Regardless of the execution, it does indicate that AT&T/DirecTV has joined a growing number of providers and vendors to jump into the Android TV pond. Some recent examples:

-Evolution Digital, a supplier focused on cable’s tier 2/3 operator market, is working on an Android TV-powered box for its new app-based OTT TV offering that will carry the MSO partner’s brand and be leased by the operator. It will also be made to auto-connect/default to the operator’s app when the device is turned on.

-Telus of Canada is selling a 4K-capable Android TV-based “media box” for C$100 that works with its new Pik TV skinny-bundle streaming TV service.

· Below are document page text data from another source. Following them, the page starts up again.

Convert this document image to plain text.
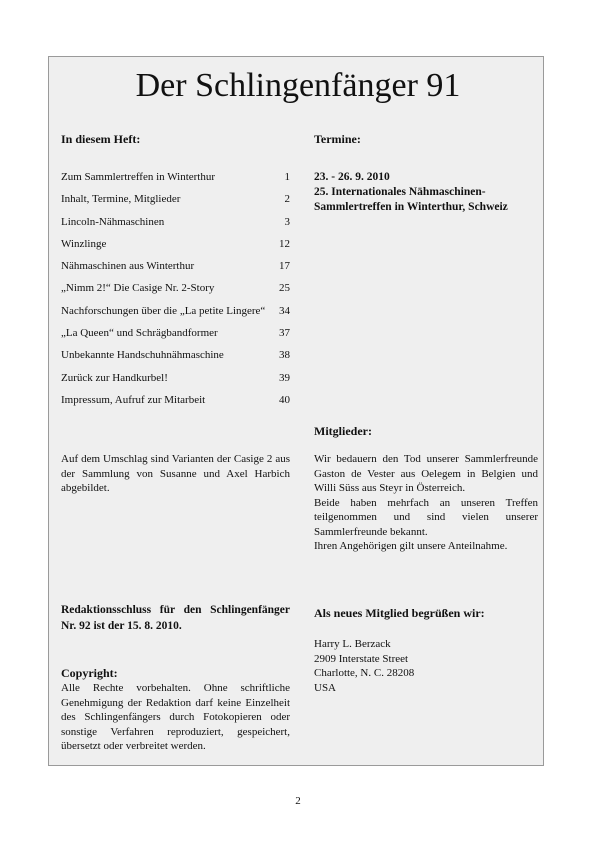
Der Schlingenfänger 91

In diesem Heft:

Zum Sammlertreffen in Winterthur	1
Inhalt, Termine, Mitglieder	2
Lincoln-Nähmaschinen	3
Winzlinge	12
Nähmaschinen aus Winterthur	17
„Nimm 2!“ Die Casige Nr. 2-Story	25
Nachforschungen über die „La petite Lingere“	34
„La Queen“ und Schrägbandformer	37
Unbekannte Handschuhnähmaschine	38
Zurück zur Handkurbel!	39
Impressum, Aufruf zur Mitarbeit	40

Auf dem Umschlag sind Varianten der Casige 2 aus der Sammlung von Susanne und Axel Harbich abgebildet.

Redaktionsschluss für den Schlingenfänger Nr. 92 ist der 15. 8. 2010.

Copyright:

Alle Rechte vorbehalten. Ohne schriftliche Genehmigung der Redaktion darf keine Einzelheit des Schlingenfängers durch Fotokopieren oder sonstige Verfahren reproduziert, gespeichert, übersetzt oder verbreitet werden.

Termine:

23. - 26. 9. 2010

25. Internationales Nähmaschinen-Sammlertreffen in Winterthur, Schweiz

Mitglieder:

Wir bedauern den Tod unserer Sammlerfreunde Gaston de Vester aus Oelegem in Belgien und Willi Süss aus Steyr in Österreich.

Beide haben mehrfach an unseren Treffen teilgenommen und sind vielen unserer Sammlerfreunde bekannt.

Ihren Angehörigen gilt unsere Anteilnahme.

Als neues Mitglied begrüßen wir:

Harry L. Berzack

2909 Interstate Street

Charlotte, N. C. 28208

USA

2
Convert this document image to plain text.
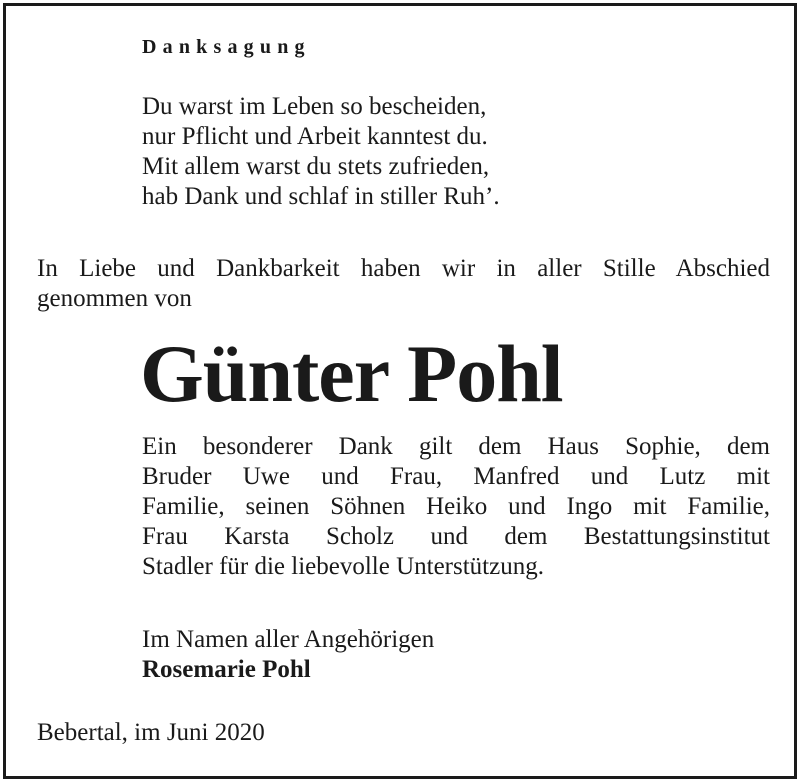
Danksagung
Du warst im Leben so bescheiden,
nur Pflicht und Arbeit kanntest du.
Mit allem warst du stets zufrieden,
hab Dank und schlaf in stiller Ruh’.
In Liebe und Dankbarkeit haben wir in aller Stille Abschied
genommen von
Günter Pohl
Ein besonderer Dank gilt dem Haus Sophie, dem
Bruder Uwe und Frau, Manfred und Lutz mit
Familie, seinen Söhnen Heiko und Ingo mit Familie,
Frau Karsta Scholz und dem Bestattungsinstitut
Stadler für die liebevolle Unterstützung.
Im Namen aller Angehörigen
Rosemarie Pohl
Bebertal, im Juni 2020
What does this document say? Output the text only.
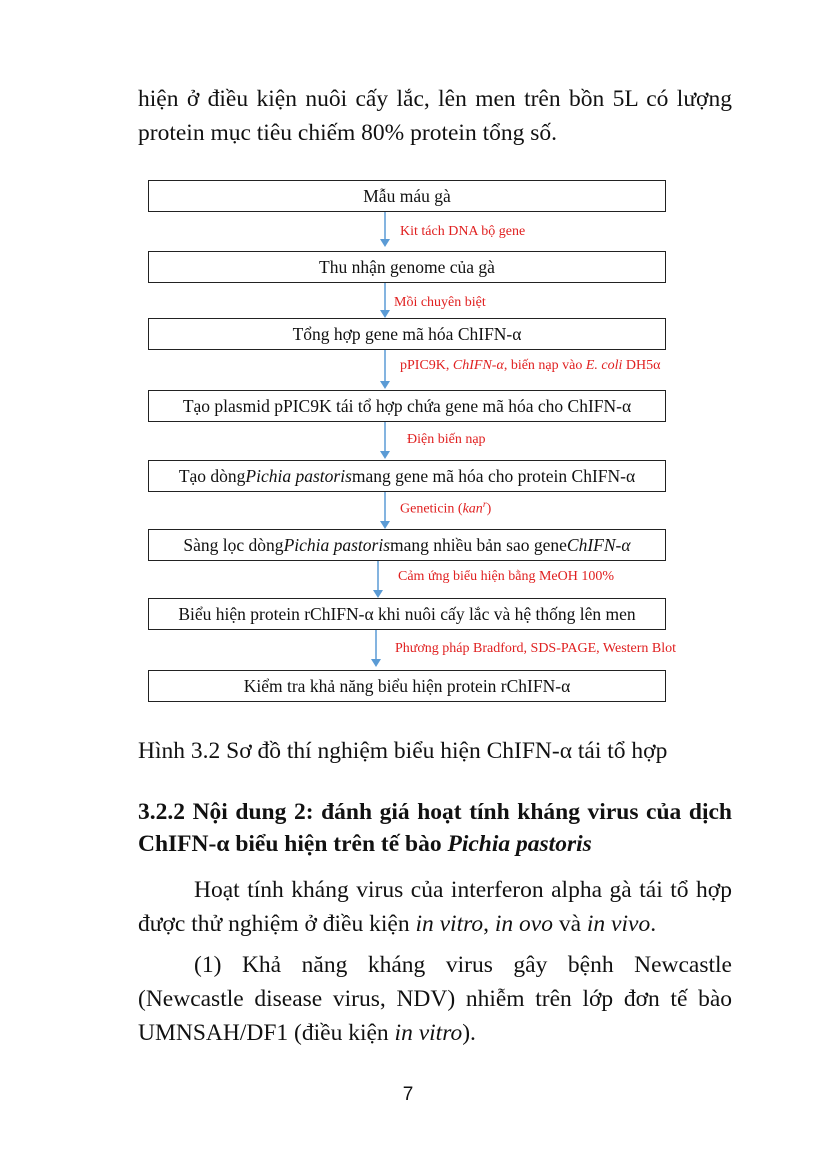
hiện ở điều kiện nuôi cấy lắc, lên men trên bồn 5L có lượng protein mục tiêu chiếm 80% protein tổng số.

Mẫu máu gà
Kit tách DNA bộ gene
Thu nhận genome của gà
Mồi chuyên biệt
Tổng hợp gene mã hóa ChIFN-α
pPIC9K, ChIFN-α, biến nạp vào E. coli DH5α
Tạo plasmid pPIC9K tái tổ hợp chứa gene mã hóa cho ChIFN-α
Điện biến nạp
Tạo dòng Pichia pastoris mang gene mã hóa cho protein ChIFN-α
Geneticin (kan$^r$)
Sàng lọc dòng Pichia pastoris mang nhiều bản sao gene ChIFN-α
Cảm ứng biểu hiện bằng MeOH 100%
Biểu hiện protein rChIFN-α khi nuôi cấy lắc và hệ thống lên men
Phương pháp Bradford, SDS-PAGE, Western Blot
Kiểm tra khả năng biểu hiện protein rChIFN-α

Hình 3.2 Sơ đồ thí nghiệm biểu hiện ChIFN-α tái tổ hợp

3.2.2 Nội dung 2: đánh giá hoạt tính kháng virus của dịch ChIFN-α biểu hiện trên tế bào Pichia pastoris

Hoạt tính kháng virus của interferon alpha gà tái tổ hợp được thử nghiệm ở điều kiện in vitro, in ovo và in vivo.

(1) Khả năng kháng virus gây bệnh Newcastle (Newcastle disease virus, NDV) nhiễm trên lớp đơn tế bào UMNSAH/DF1 (điều kiện in vitro).

7
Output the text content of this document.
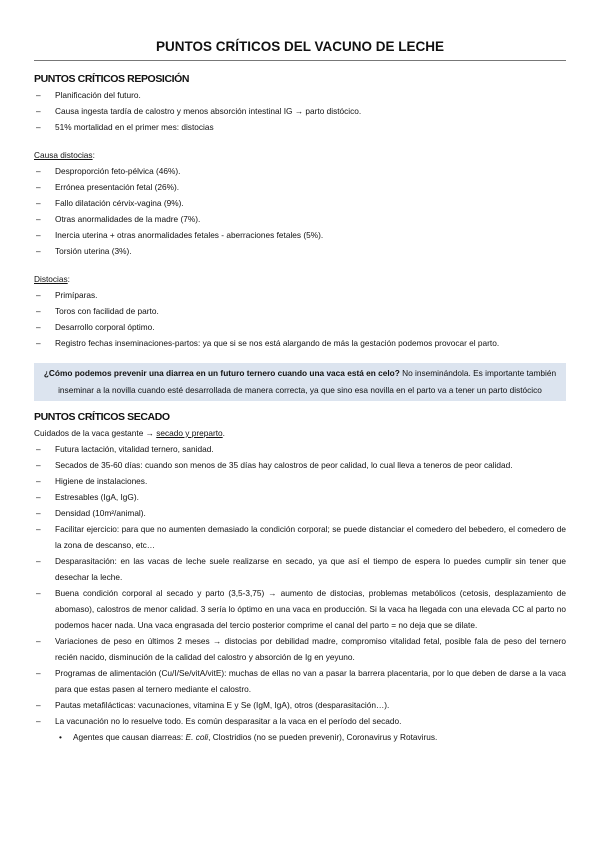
PUNTOS CRÍTICOS DEL VACUNO DE LECHE
PUNTOS CRÍTICOS REPOSICIÓN
– Planificación del futuro.
– Causa ingesta tardía de calostro y menos absorción intestinal IG → parto distócico.
– 51% mortalidad en el primer mes: distocias
Causa distocias:
– Desproporción feto-pélvica (46%).
– Errónea presentación fetal (26%).
– Fallo dilatación cérvix-vagina (9%).
– Otras anormalidades de la madre (7%).
– Inercia uterina + otras anormalidades fetales - aberraciones fetales (5%).
– Torsión uterina (3%).
Distocias:
– Primíparas.
– Toros con facilidad de parto.
– Desarrollo corporal óptimo.
– Registro fechas inseminaciones-partos: ya que si se nos está alargando de más la gestación podemos provocar el parto.
¿Cómo podemos prevenir una diarrea en un futuro ternero cuando una vaca está en celo? No inseminándola. Es importante también inseminar a la novilla cuando esté desarrollada de manera correcta, ya que sino esa novilla en el parto va a tener un parto distócico
PUNTOS CRÍTICOS SECADO
Cuidados de la vaca gestante → secado y preparto.
– Futura lactación, vitalidad ternero, sanidad.
– Secados de 35-60 días: cuando son menos de 35 días hay calostros de peor calidad, lo cual lleva a teneros de peor calidad.
– Higiene de instalaciones.
– Estresables (IgA, IgG).
– Densidad (10m²/animal).
– Facilitar ejercicio: para que no aumenten demasiado la condición corporal; se puede distanciar el comedero del bebedero, el comedero de la zona de descanso, etc…
– Desparasitación: en las vacas de leche suele realizarse en secado, ya que así el tiempo de espera lo puedes cumplir sin tener que desechar la leche.
– Buena condición corporal al secado y parto (3,5-3,75) → aumento de distocias, problemas metabólicos (cetosis, desplazamiento de abomaso), calostros de menor calidad. 3 sería lo óptimo en una vaca en producción. Si la vaca ha llegada con una elevada CC al parto no podemos hacer nada. Una vaca engrasada del tercio posterior comprime el canal del parto = no deja que se dilate.
– Variaciones de peso en últimos 2 meses → distocias por debilidad madre, compromiso vitalidad fetal, posible fala de peso del ternero recién nacido, disminución de la calidad del calostro y absorción de Ig en yeyuno.
– Programas de alimentación (Cu/I/Se/vitA/vitE): muchas de ellas no van a pasar la barrera placentaria, por lo que deben de darse a la vaca para que estas pasen al ternero mediante el calostro.
– Pautas metafilácticas: vacunaciones, vitamina E y Se (IgM, IgA), otros (desparasitación…).
– La vacunación no lo resuelve todo. Es común desparasitar a la vaca en el período del secado.
• Agentes que causan diarreas: E. coli, Clostridios (no se pueden prevenir), Coronavirus y Rotavirus.
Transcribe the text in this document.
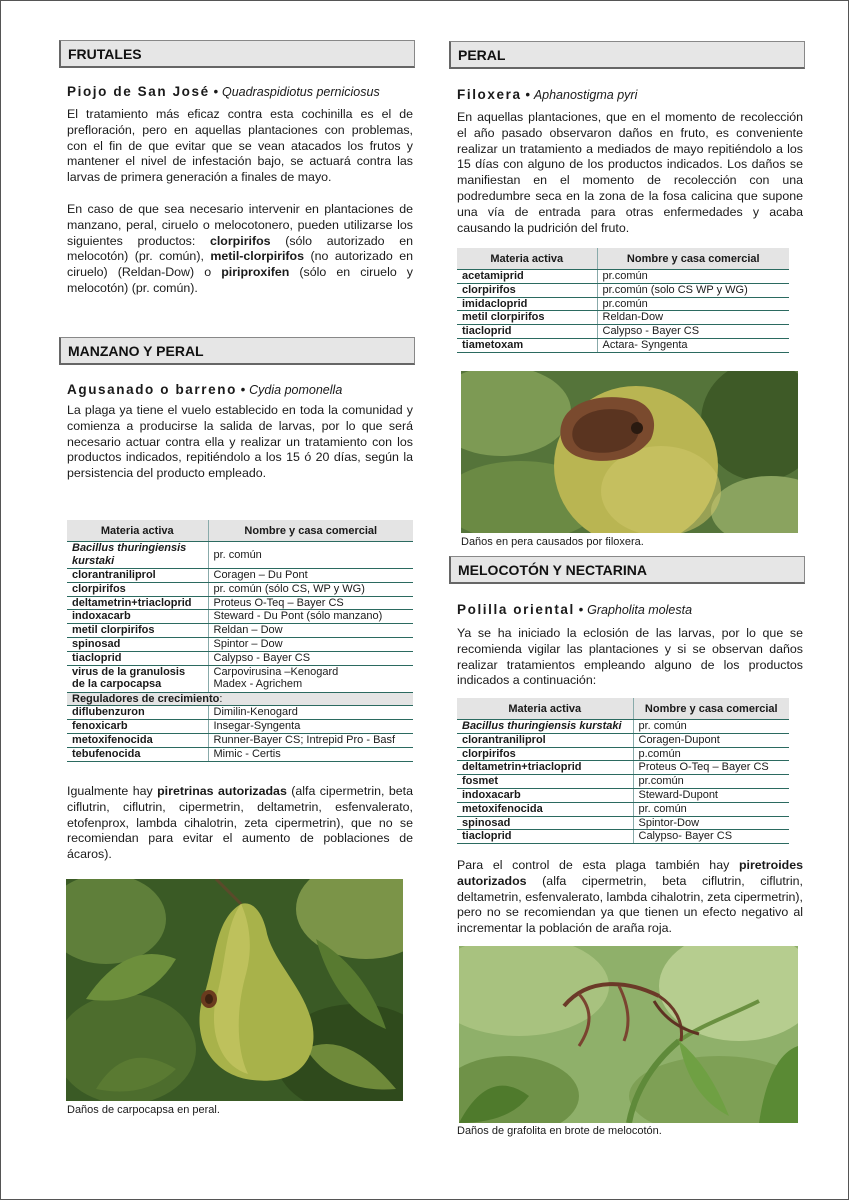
FRUTALES
Piojo de San José • Quadraspidiotus perniciosus

El tratamiento más eficaz contra esta cochinilla es el de prefloración, pero en aquellas plantaciones con problemas, con el fin de que evitar que se vean atacados los frutos y mantener el nivel de infestación bajo, se actuará contra las larvas de primera generación a finales de mayo.

En caso de que sea necesario intervenir en plantaciones de manzano, peral, ciruelo o melocotonero, pueden utilizarse los siguientes productos: clorpirifos (sólo autorizado en melocotón) (pr. común), metil-clorpirifos (no autorizado en ciruelo) (Reldan-Dow) o piriproxifen (sólo en ciruelo y melocotón) (pr. común).

MANZANO Y PERAL
Agusanado o barreno • Cydia pomonella

La plaga ya tiene el vuelo establecido en toda la comunidad y comienza a producirse la salida de larvas, por lo que será necesario actuar contra ella y realizar un tratamiento con los productos indicados, repitiéndolo a los 15 ó 20 días, según la persistencia del producto empleado.

Materia activa	Nombre y casa comercial
Bacillus thuringiensis
kurstaki	pr. común
clorantraniliprol	Coragen – Du Pont
clorpirifos	pr. común (sólo CS, WP y WG)
deltametrin+triacloprid	Proteus O-Teq – Bayer CS
indoxacarb	Steward - Du Pont (sólo manzano)
metil clorpirifos	Reldan – Dow
spinosad	Spintor – Dow
tiacloprid	Calypso - Bayer CS
virus de la granulosis
de la carpocapsa	Carpovirusina –Kenogard
Madex - Agrichem
Reguladores de crecimiento:	
diflubenzuron	Dimilin-Kenogard
fenoxicarb	Insegar-Syngenta
metoxifenocida	Runner-Bayer CS; Intrepid Pro - Basf
tebufenocida	Mimic - Certis

Igualmente hay piretrinas autorizadas (alfa cipermetrin, beta ciflutrin, ciflutrin, cipermetrin, deltametrin, esfenvalerato, etofenprox, lambda cihalotrin, zeta cipermetrin), que no se recomiendan para evitar el aumento de poblaciones de ácaros).

Daños de carpocapsa en peral.
PERAL
Filoxera • Aphanostigma pyri

En aquellas plantaciones, que en el momento de recolección el año pasado observaron daños en fruto, es conveniente realizar un tratamiento a mediados de mayo repitiéndolo a los 15 días con alguno de los productos indicados. Los daños se manifiestan en el momento de recolección con una podredumbre seca en la zona de la fosa calicina que supone una vía de entrada para otras enfermedades y acaba causando la pudrición del fruto.

Materia activa	Nombre y casa comercial
acetamiprid	pr.común
clorpirifos	pr.común (solo CS WP y WG)
imidacloprid	pr.común
metil clorpirifos	Reldan-Dow
tiacloprid	Calypso - Bayer CS
tiametoxam	Actara- Syngenta
MELOCOTÓN Y NECTARINA
Polilla oriental • Grapholita molesta

Ya se ha iniciado la eclosión de las larvas, por lo que se recomienda vigilar las plantaciones y si se observan daños realizar tratamientos empleando alguno de los productos indicados a continuación:

Materia activa	Nombre y casa comercial
Bacillus thuringiensis kurstaki	pr. común
clorantraniliprol	Coragen-Dupont
clorpirifos	p.común
deltametrin+triacloprid	Proteus O-Teq – Bayer CS
fosmet	pr.común
indoxacarb	Steward-Dupont
metoxifenocida	pr. común
spinosad	Spintor-Dow
tiacloprid	Calypso- Bayer CS

Para el control de esta plaga también hay piretroides autorizados (alfa cipermetrin, beta ciflutrin, ciflutrin, deltametrin, esfenvalerato, lambda cihalotrin, zeta cipermetrin), pero no se recomiendan ya que tienen un efecto negativo al incrementar la población de araña roja.

Daños en pera causados por filoxera.
Daños de grafolita en brote de melocotón.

-Dish’s AirTV Player, which integrates  Sling TV and over-the-air TV, is also powered by Android TV.

-Dish’s “Evolve” 4K-capable set-back box, tailored for hotels and other partners in the hospitality market, also runs on Android TV.

And if you wondered if some in the cable industry are sensitive to the momentum that Android TV is starting to build in the cable pay TV sector, one would need only look to some of the curious behavior that took place at last week’s SCTE/ISBE Cable-Tec Expo in Denver.

Execs from Amino Communications, Google and Verimatrix were originally slated to appear on a panel about Android TV at the show’s Innovation Theater, but were instead required to move the discussion elsewhere.

SCTE/ISBE is not responding to requests for comment about what transpired there, but nScreenMedia’s Colin Dixon, who moderated the panel, reported that show organizers “decided it was ‘inappropriate’ to include such a detailed discussion of Android TV. Amino, the sponsor of the panel, hurriedly relocated the discussion to its booth on the show floor.”

I was poking around the show floor when this was all going down, and can say that several people were mystified about the decision, to say the least.

Though the message of the panel was still delivered at the show, changing the venue to the Amino booth from the Innovation Theater area didn’t seem a necessary one to me. In fact, it came off looking like a bad move all around by an industry that insists it’s ready to embrace openness and change.

Plus, the decision ended up having the opposite effect of what was intended, giving the panel even more attention (and the unwanted type, at that!) than it likely would’ve received if the event took place at its original location.